US financial services watchdog has ordered Wells Fargo to pay a penalty of $3.7bn for violations across multiple product lines in the consumer banking unit. 

The Consumer Financial Protection Bureau (CFPB) has ordered the bank to pay a $1.7bn civil penalty and $2bn to redress more than 16 million customers affected by the violations. 

Wells Fargo illegally assessed fees and interest charges on car and mortgage loans, had customers’ cars wrongfully repossessed and misapplied payments to auto and mortgage loans, the regulator said. 

The lender also charged unlawful surprise overdraft fees and applied other incorrect charges to checking and savings accounts, the CFPB added. 

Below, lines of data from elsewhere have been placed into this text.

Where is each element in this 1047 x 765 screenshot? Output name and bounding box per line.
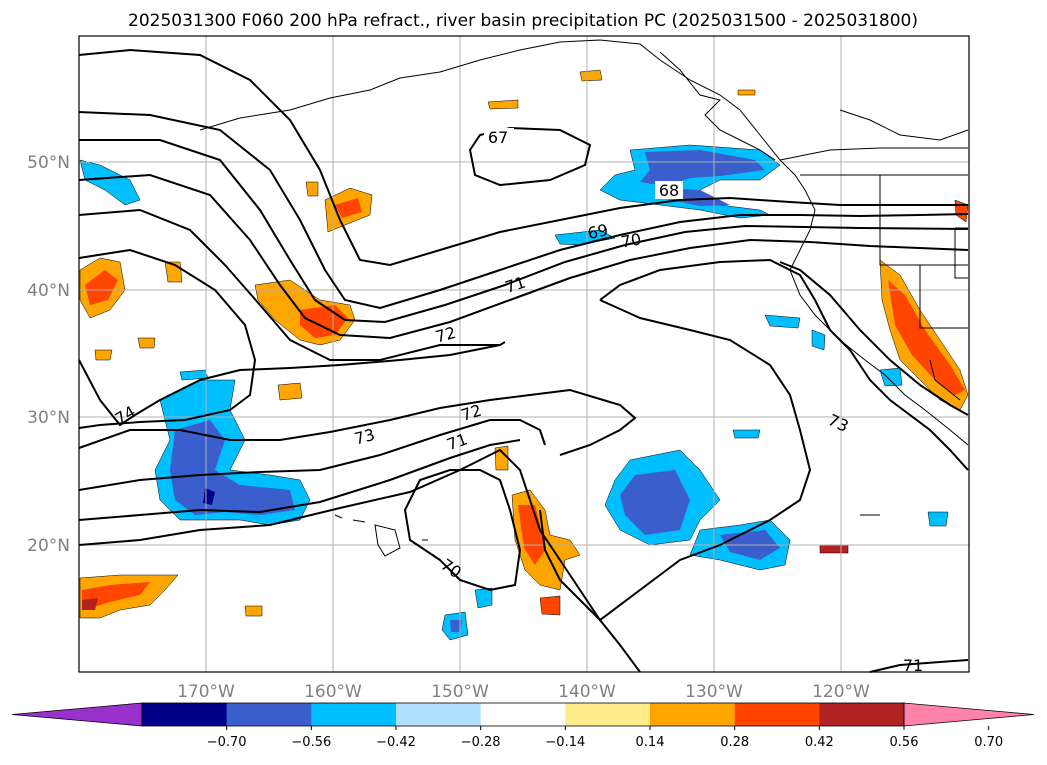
colorbar-segment: [650, 703, 736, 726]
colorbar-tick-label: −0.70: [207, 735, 247, 750]
colorbar-segment: [565, 703, 651, 726]
colorbar-segment: [480, 703, 566, 726]
figure-title: 2025031300 F060 200 hPa refract., river …: [128, 11, 918, 31]
map-panel: 67 68 69 70 71 72 73 74 72 71 70 73 71: [78, 35, 970, 675]
contour-label-70: 70: [619, 229, 642, 251]
contour-label-69: 69: [586, 220, 610, 243]
lon-label-140w: 140°W: [558, 682, 616, 702]
lat-label-30n: 30°N: [27, 408, 70, 428]
colorbar-tick-label: 0.70: [974, 735, 1003, 750]
contour-label-72: 72: [433, 323, 458, 347]
colorbar-extend-max: [903, 702, 1035, 727]
colorbar-segment: [311, 703, 397, 726]
contours: [78, 48, 969, 673]
negative-anomaly-shading: [79, 144, 949, 641]
colorbar-segment: [142, 703, 228, 726]
lon-label-160w: 160°W: [304, 682, 362, 702]
lon-label-130w: 130°W: [685, 682, 743, 702]
lon-label-150w: 150°W: [431, 682, 489, 702]
colorbar-segment: [734, 703, 820, 726]
colorbar-tick-label: −0.28: [461, 735, 501, 750]
contour-label-71c: 71: [903, 656, 923, 675]
lat-label-50n: 50°N: [27, 153, 70, 173]
longitude-labels: 170°W 160°W 150°W 140°W 130°W 120°W: [177, 682, 870, 702]
colorbar-segment: [226, 703, 312, 726]
colorbar-tick-label: 0.28: [720, 735, 749, 750]
lat-label-40n: 40°N: [27, 281, 70, 301]
colorbar-segment: [819, 703, 905, 726]
contour-label-67: 67: [488, 128, 508, 147]
colorbar-tick-label: 0.42: [805, 735, 834, 750]
lon-label-120w: 120°W: [812, 682, 870, 702]
contour-label-68: 68: [659, 181, 679, 200]
lat-label-20n: 20°N: [27, 536, 70, 556]
latitude-labels: 50°N 40°N 30°N 20°N: [27, 153, 70, 556]
colorbar-outline: [141, 702, 905, 727]
colorbar-segment: [396, 703, 482, 726]
colorbar-tick-label: 0.56: [890, 735, 919, 750]
contour-label-73: 73: [352, 425, 377, 449]
colorbar-tick-label: −0.56: [291, 735, 331, 750]
colorbar-extend-min: [11, 702, 143, 727]
colorbar-tick-label: −0.14: [545, 735, 585, 750]
colorbar-tick-label: 0.14: [636, 735, 665, 750]
lon-label-170w: 170°W: [177, 682, 235, 702]
colorbar-tick-label: −0.42: [376, 735, 416, 750]
colorbar: −0.70 −0.56 −0.42 −0.28 −0.14 0.14 0.28 0.42 0.5…: [11, 702, 1035, 750]
map-frame: [78, 35, 970, 673]
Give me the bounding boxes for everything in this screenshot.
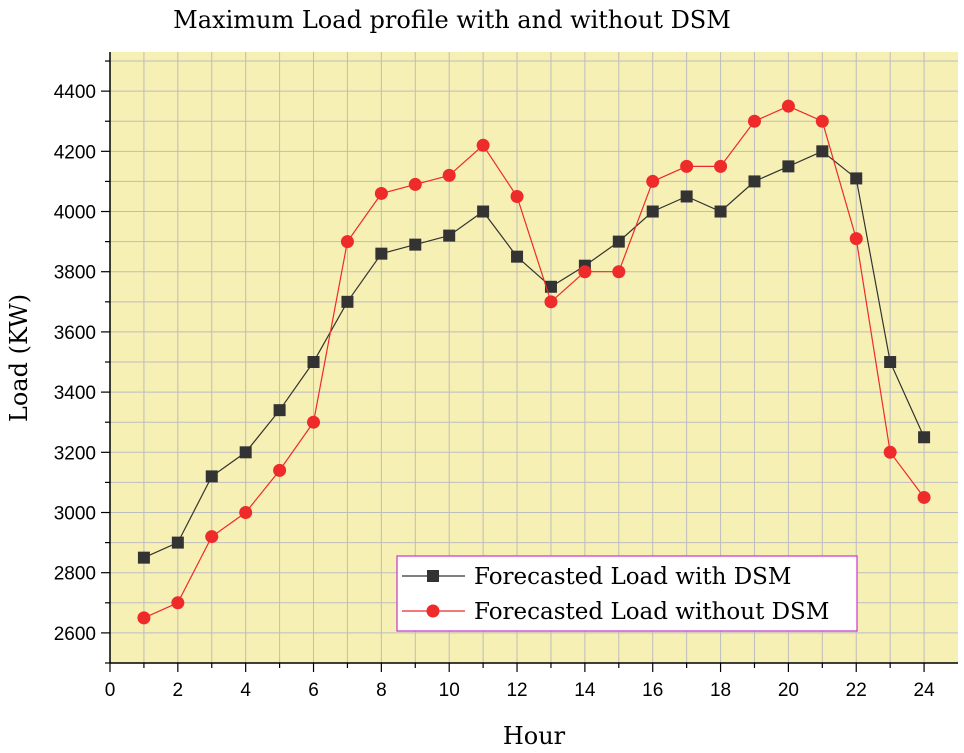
data-point [578,265,592,279]
data-point [612,235,625,248]
axes: 0 2 4 6 8 10 12 14 16 18 20 22 242600280030003200340… [54,52,958,701]
legend-items: Forecasted Load with DSM Forecasted Load … [402,564,829,625]
x-axis-label: Hour [503,722,566,750]
data-point [511,250,524,263]
data-point [205,470,218,483]
data-point [781,99,795,113]
data-point [782,160,795,173]
data-point [476,138,490,152]
y-tick-label: 3400 [54,383,96,404]
legend-label: Forecasted Load without DSM [474,599,829,625]
x-tick-label: 2 [173,680,184,701]
data-point [884,356,897,369]
data-point [171,536,184,549]
data-point [646,174,660,188]
data-point [340,235,354,249]
y-tick-label: 4000 [54,203,96,224]
y-tick-label: 4200 [54,142,96,163]
legend-label: Forecasted Load with DSM [474,564,791,590]
legend-box [396,555,858,632]
x-tick-label: 18 [710,680,731,701]
data-point [849,232,863,246]
series-layer [137,99,931,625]
x-tick-label: 0 [105,680,116,701]
y-axis-label: Load (KW) [5,294,33,422]
y-tick-label: 3200 [54,443,96,464]
data-point [408,177,422,191]
data-point [205,530,219,544]
x-tick-label: 14 [574,680,596,701]
data-point [137,611,151,625]
series-2 [137,99,931,625]
legend-item: Forecasted Load without DSM [402,599,829,625]
data-point [646,205,659,218]
x-tick-label: 6 [308,680,319,701]
y-tick-label: 2800 [54,564,96,585]
data-point [307,415,321,429]
legend-marker [427,570,439,582]
x-tick-label: 20 [778,680,799,701]
data-point [714,159,728,173]
data-point [375,247,388,260]
chart-title: Maximum Load profile with and without DS… [173,6,731,34]
data-point [510,189,524,203]
data-point [816,145,829,158]
data-point [341,295,354,308]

Specifically, the systematic failures in auto loan servicing led to a loss of $1.3bn across 11 million accounts. 

The bank also wrongly rejected hundreds of requests for home loan modifications for at least seven years and froze more than one million accounts due to a flawed automated filter. 

CFPB director Rohit Chopra said: “Wells Fargo’s rinse-repeat cycle of violating the law has harmed millions of American families. The CFPB is ordering Wells Fargo to refund billions of dollars to consumers across the country. This is an important initial step for accountability and long-term reform of this repeat offender.”

The bank has also been mandated to stop imposing surprise overdraft fees and to make sure that auto loan borrowers are reimbursed for some add-on costs.

Responding to the development, Wells Fargo CEO Charlie Scharf said: “As we have said before, we and our regulators have identified a series of unacceptable practices that we have been working systematically to change and provide customer remediation where warranted. 

“This far-reaching agreement is an important milestone in our work to transform the operating practices at Wells Fargo and to put these issues behind us.”